«nelle gioie non ti esaltare troppo e nel dolore non ti avvilire troppo
conosci il Ritmo che governa la vita dell’uomo»
Archiloco, fr. 67
Ma porca di quella …!
Un giapponese, ci giurerei. Se c’è una cosa a cui non m’abituo è essere risvegliato la mattina da una raffica di flash sparati negli occhi. Eppure è scritto dappertutto. Macché, ogni giorno la stessa storia. Ora arriverà il custode a chiedergli di smettere. Ma fra 10 minuti, scatterà il flash di qualcun’altro. E così per tutta la giornata, fino a sera.
Quell’uomo così serio, vestito di tutto punto e tutto di nero … Giurerei di averlo già visto, forse tre, forse quattro anni fa. Se ne era rimasto per ore in queste sale ad osservarci uno ad uno con quel suo sguardo acuto. Poi scriveva alcuni appunti su un quaderno sgualcito. Un professore? O uno scrittore, forse? Di sicuro un vedovo del passato — come li chiamo io: nostalgici di un tempo che non potrà tornare mai più.

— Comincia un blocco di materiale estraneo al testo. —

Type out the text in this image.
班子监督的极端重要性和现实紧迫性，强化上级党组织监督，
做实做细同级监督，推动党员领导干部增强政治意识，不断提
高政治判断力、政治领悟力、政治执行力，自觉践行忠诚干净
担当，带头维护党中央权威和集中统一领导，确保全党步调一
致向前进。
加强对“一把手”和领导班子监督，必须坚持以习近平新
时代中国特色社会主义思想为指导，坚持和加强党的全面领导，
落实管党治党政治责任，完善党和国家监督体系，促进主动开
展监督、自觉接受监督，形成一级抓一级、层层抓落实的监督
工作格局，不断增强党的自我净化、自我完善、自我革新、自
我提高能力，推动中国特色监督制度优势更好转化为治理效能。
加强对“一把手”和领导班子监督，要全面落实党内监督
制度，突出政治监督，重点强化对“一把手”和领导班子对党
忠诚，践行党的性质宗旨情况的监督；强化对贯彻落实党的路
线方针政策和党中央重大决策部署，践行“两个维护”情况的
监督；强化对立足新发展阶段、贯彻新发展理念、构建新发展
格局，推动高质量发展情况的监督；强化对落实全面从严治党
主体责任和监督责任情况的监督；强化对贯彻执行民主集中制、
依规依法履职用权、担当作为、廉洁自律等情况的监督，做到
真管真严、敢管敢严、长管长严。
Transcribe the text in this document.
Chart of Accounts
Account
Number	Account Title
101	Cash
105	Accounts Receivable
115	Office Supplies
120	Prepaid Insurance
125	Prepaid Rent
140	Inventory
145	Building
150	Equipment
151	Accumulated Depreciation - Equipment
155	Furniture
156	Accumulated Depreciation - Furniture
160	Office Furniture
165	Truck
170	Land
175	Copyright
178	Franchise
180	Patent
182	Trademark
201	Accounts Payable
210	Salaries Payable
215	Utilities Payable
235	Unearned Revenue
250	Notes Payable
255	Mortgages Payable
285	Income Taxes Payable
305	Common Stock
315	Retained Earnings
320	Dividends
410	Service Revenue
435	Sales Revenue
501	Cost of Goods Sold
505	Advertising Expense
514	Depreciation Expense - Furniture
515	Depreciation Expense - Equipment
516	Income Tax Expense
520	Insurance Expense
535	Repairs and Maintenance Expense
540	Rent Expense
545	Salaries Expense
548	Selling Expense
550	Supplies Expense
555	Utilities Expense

Oh, oh, ma guarda là, guarda là! Che visione affascinante … I neri capelli che cadono in riccioli sulle spalle e sul petto (tornito come marmo), gli occhi cerulei, le braccia di candida neve, le caviglie sottili. E come si muove! Pare danzi, tale è l’armonia delle sue membra. Ah, se soltanto fossi più giovane di uno o due millenni! Allora potrei curvare il busto verso di lei e sussurrarle dolcemente i versi del Poeta:
«Davanti a te m’inchino, signora: sei divina o mortale?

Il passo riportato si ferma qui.